Nº 01·Wine region·D.O.Ca. Rioja
Rioja
I've been coming to Rioja since before I could tell a Crianza from a Reserva, and the place still surprises me. Rioja divides into three sub-zones — Alta, Alavesa, Oriental — and each makes wine its own way, even if they all end up under the same D.O.Ca. label (the first in Spain, by the way, granted in 1991). Alta is Haro country, big historic houses, more structured wines. Alavesa, north of the Ebro, high-altitude vineyards, fresher wines, stone villages. Oriental — formerly called Rioja Baja, until someone decided to rebrand — is warmer, Garnacha country, having a moment.
65,000 hectares of vine between the Sierra de Cantabria to the north and the Cameros to the south, spread across three provinces.
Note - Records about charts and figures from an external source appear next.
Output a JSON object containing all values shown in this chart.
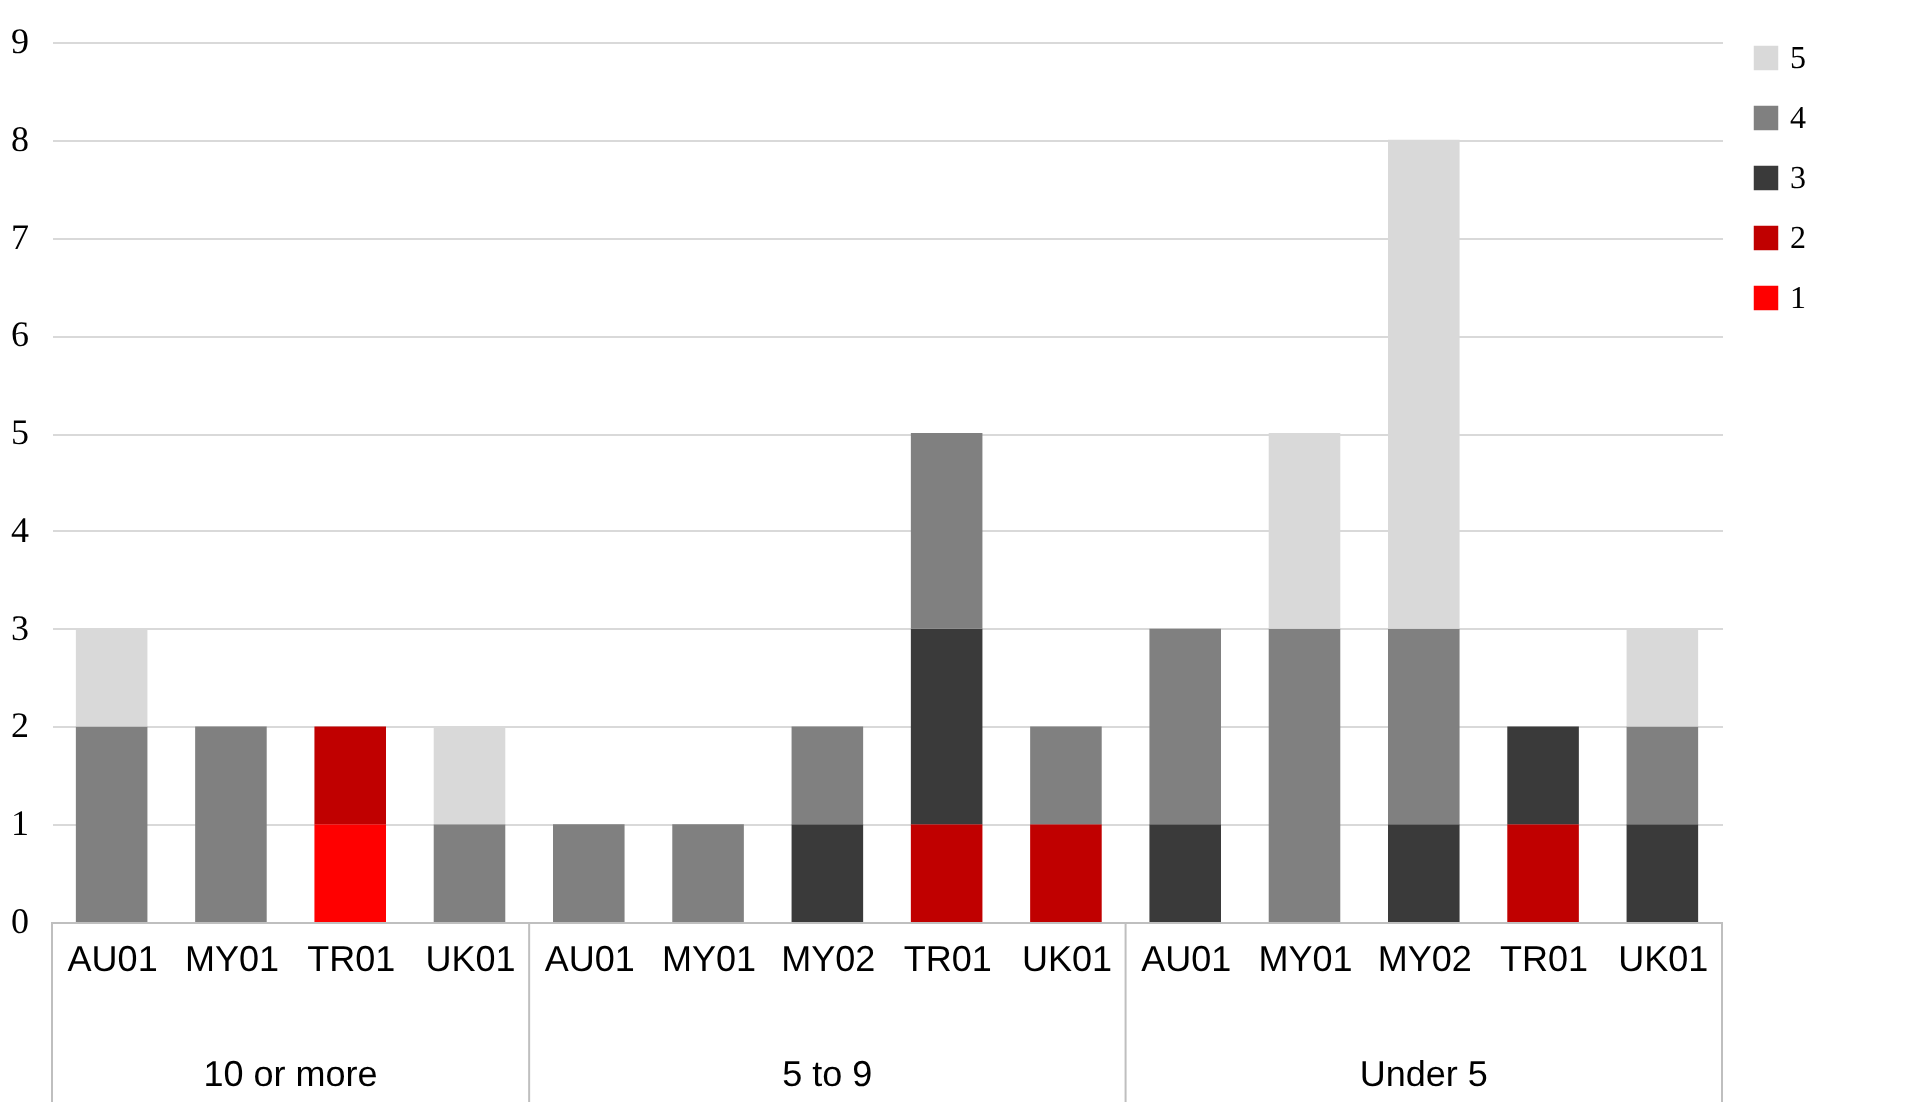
{
  "chart_data": {
    "type": "bar",
    "stacked": true,
    "categories": [
      "AU01",
      "MY01",
      "TR01",
      "UK01",
      "AU01",
      "MY01",
      "MY02",
      "TR01",
      "UK01",
      "AU01",
      "MY01",
      "MY02",
      "TR01",
      "UK01"
    ],
    "annotations": [
      "10 or more",
      "5 to 9",
      "Under 5"
    ],
    "series": [
      {
        "name": "1",
        "color": "#ff0000",
        "values": [
          null,
          null,
          1,
          null,
          null,
          null,
          null,
          null,
          null,
          null,
          null,
          null,
          null,
          null
        ]
      },
      {
        "name": "2",
        "color": "#c00000",
        "values": [
          null,
          null,
          1,
          null,
          null,
          null,
          null,
          1,
          1,
          null,
          null,
          null,
          1,
          null
        ]
      },
      {
        "name": "3",
        "color": "#3a3a3a",
        "values": [
          null,
          null,
          null,
          null,
          null,
          null,
          1,
          2,
          null,
          1,
          null,
          1,
          1,
          1
        ]
      },
      {
        "name": "4",
        "color": "#808080",
        "values": [
          2,
          2,
          null,
          1,
          1,
          1,
          1,
          2,
          1,
          2,
          3,
          2,
          null,
          1
        ]
      },
      {
        "name": "5",
        "color": "#d9d9d9",
        "values": [
          1,
          null,
          null,
          1,
          null,
          null,
          null,
          null,
          null,
          null,
          2,
          5,
          null,
          1
        ]
      }
    ],
    "ylim": [
      0,
      9
    ],
    "yticks": [
      0,
      1,
      2,
      3,
      4,
      5,
      6,
      7,
      8,
      9
    ],
    "grid": "y",
    "legend": "right"
  }
}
Tempranillo dominates (87% of plantings are red). The traditional Crianza / Reserva / Gran Reserva oak-aging model still defines the region, though more and more wineries are doing parallel single-vineyard bottlings. American oak ruled for a century; today there's roughly as much French as American.
Two natural bases for wine tourism: Logroño (the capital, the legendary Calle Laurel tapas street, more hotels) and Haro (smaller, but the Barrio de la Estación packs seven historic wineries into 500 meters — one of the strangest density anomalies in the wine world). September and October are peak months — harvest, best light, vines turning color — but also the busiest. May still gets you green countryside and less harried winery staff. Don't believe the "cool northern Spain" line in August: it gets hot.